How the probabilities are estimated
The details are expained in my AER paper. I forecast each state election
outcome 1948-2004, using the same information each year (opinion
polls, past votes, etc.). I then measure the prediction error in each
state: the difference between the forecasted election outcomes and the
actual. Starting from the predicted outcomes for each state in 2008, I
add errors randomly drawn from the distribution of past prediction
errors. This gives me a a distribution of hypothetical election
outcomes. From this, I can compute different statistics, such as the
probability that either candidate wins.
It is crucial to allow for national swings, otherwise the uncertainty in
the election is underestimated. I allow the states to swing together by
estimating the national average prediction error in each election, and
the indpendent state errors.
The varibles included. At the national level, the model uses national
opinion polls, lagged national vote share, incumbent president and
incumbent party, second quarter economic growth.

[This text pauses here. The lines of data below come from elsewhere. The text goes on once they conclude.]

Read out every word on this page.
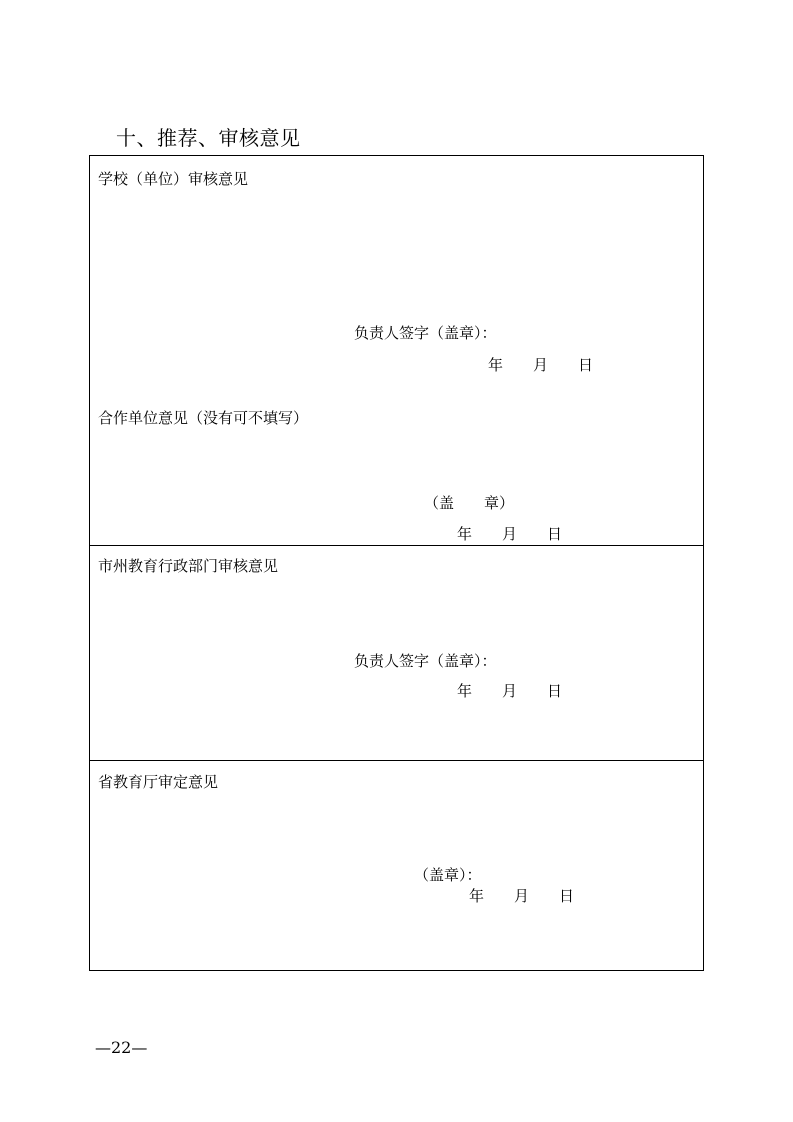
十、推荐、审核意见
学校（单位）审核意见
负责人签字（盖章）：
年　　月　　日
合作单位意见（没有可不填写）
（盖　　章）
年　　月　　日
市州教育行政部门审核意见
负责人签字（盖章）：
年　　月　　日
省教育厅审定意见
（盖章）：
年　　月　　日
—22—
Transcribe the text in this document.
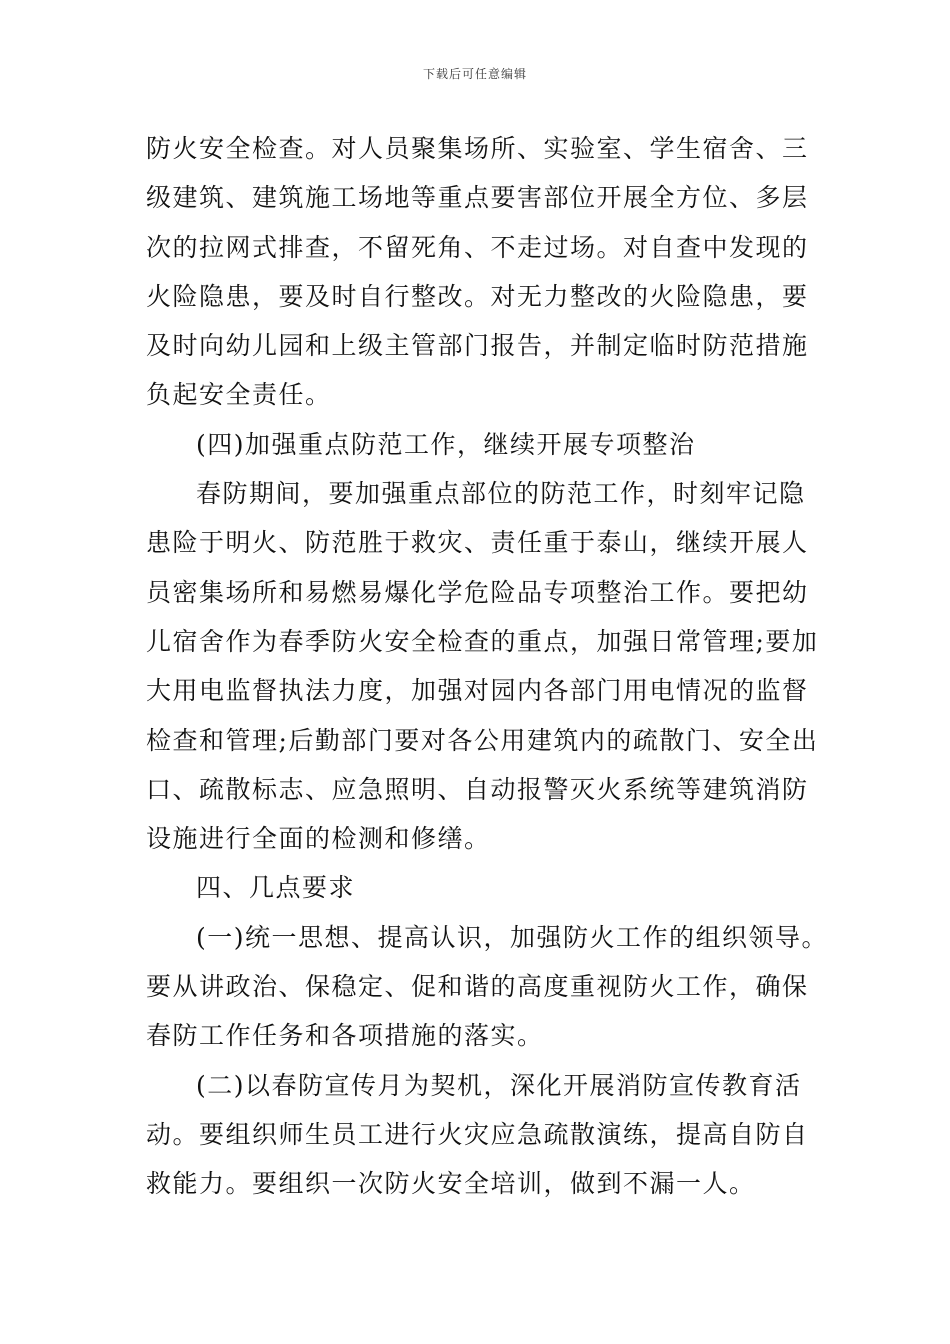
下载后可任意编辑
防火安全检查。对人员聚集场所、实验室、学生宿舍、三
级建筑、建筑施工场地等重点要害部位开展全方位、多层
次的拉网式排查，不留死角、不走过场。对自查中发现的
火险隐患，要及时自行整改。对无力整改的火险隐患，要
及时向幼儿园和上级主管部门报告，并制定临时防范措施
负起安全责任。
(四)加强重点防范工作，继续开展专项整治
春防期间，要加强重点部位的防范工作，时刻牢记隐
患险于明火、防范胜于救灾、责任重于泰山，继续开展人
员密集场所和易燃易爆化学危险品专项整治工作。要把幼
儿宿舍作为春季防火安全检查的重点，加强日常管理;要加
大用电监督执法力度，加强对园内各部门用电情况的监督
检查和管理;后勤部门要对各公用建筑内的疏散门、安全出
口、疏散标志、应急照明、自动报警灭火系统等建筑消防
设施进行全面的检测和修缮。
四、几点要求
(一)统一思想、提高认识，加强防火工作的组织领导。
要从讲政治、保稳定、促和谐的高度重视防火工作，确保
春防工作任务和各项措施的落实。
(二)以春防宣传月为契机，深化开展消防宣传教育活
动。要组织师生员工进行火灾应急疏散演练，提高自防自
救能力。要组织一次防火安全培训，做到不漏一人。
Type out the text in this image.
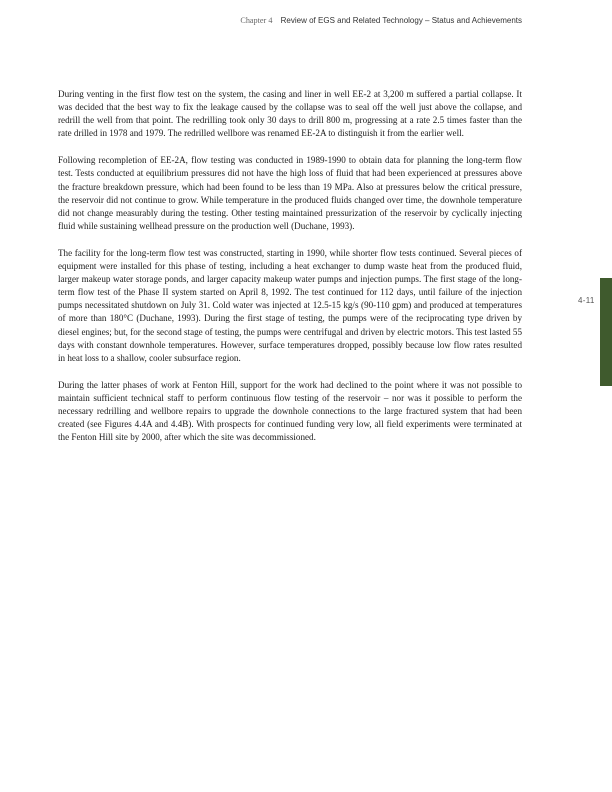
Chapter 4 Review of EGS and Related Technology – Status and Achievements

During venting in the first flow test on the system, the casing and liner in well EE-2 at 3,200 m suffered a partial collapse. It was decided that the best way to fix the leakage caused by the collapse was to seal off the well just above the collapse, and redrill the well from that point. The redrilling took only 30 days to drill 800 m, progressing at a rate 2.5 times faster than the rate drilled in 1978 and 1979. The redrilled wellbore was renamed EE-2A to distinguish it from the earlier well.

Following recompletion of EE-2A, flow testing was conducted in 1989-1990 to obtain data for planning the long-term flow test. Tests conducted at equilibrium pressures did not have the high loss of fluid that had been experienced at pressures above the fracture breakdown pressure, which had been found to be less than 19 MPa. Also at pressures below the critical pressure, the reservoir did not continue to grow. While temperature in the produced fluids changed over time, the downhole temperature did not change measurably during the testing. Other testing maintained pressurization of the reservoir by cyclically injecting fluid while sustaining wellhead pressure on the production well (Duchane, 1993).

The facility for the long-term flow test was constructed, starting in 1990, while shorter flow tests continued. Several pieces of equipment were installed for this phase of testing, including a heat exchanger to dump waste heat from the produced fluid, larger makeup water storage ponds, and larger capacity makeup water pumps and injection pumps. The first stage of the long-term flow test of the Phase II system started on April 8, 1992. The test continued for 112 days, until failure of the injection pumps necessitated shutdown on July 31. Cold water was injected at 12.5-15 kg/s (90-110 gpm) and produced at temperatures of more than 180°C (Duchane, 1993). During the first stage of testing, the pumps were of the reciprocating type driven by diesel engines; but, for the second stage of testing, the pumps were centrifugal and driven by electric motors. This test lasted 55 days with constant downhole temperatures. However, surface temperatures dropped, possibly because low flow rates resulted in heat loss to a shallow, cooler subsurface region.

During the latter phases of work at Fenton Hill, support for the work had declined to the point where it was not possible to maintain sufficient technical staff to perform continuous flow testing of the reservoir – nor was it possible to perform the necessary redrilling and wellbore repairs to upgrade the downhole connections to the large fractured system that had been created (see Figures 4.4A and 4.4B). With prospects for continued funding very low, all field experiments were terminated at the Fenton Hill site by 2000, after which the site was decommissioned.

4-11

For recent years, at the state level, I
use state-level opinion polls, lagged votes and the ADA-scores of the
state's congressmen and senators.
One could draw errors from the actual error distribution. I instead assume
that the distribution of forecast errors is normally distributed and
draw from a distribution with the same variance (and mean) as that of the
prediction errors. For state outcomes, the actual error distribution is
quite close to normal. For the national errors, we only have 15
observations so it is hard to judge whether the errors are normal.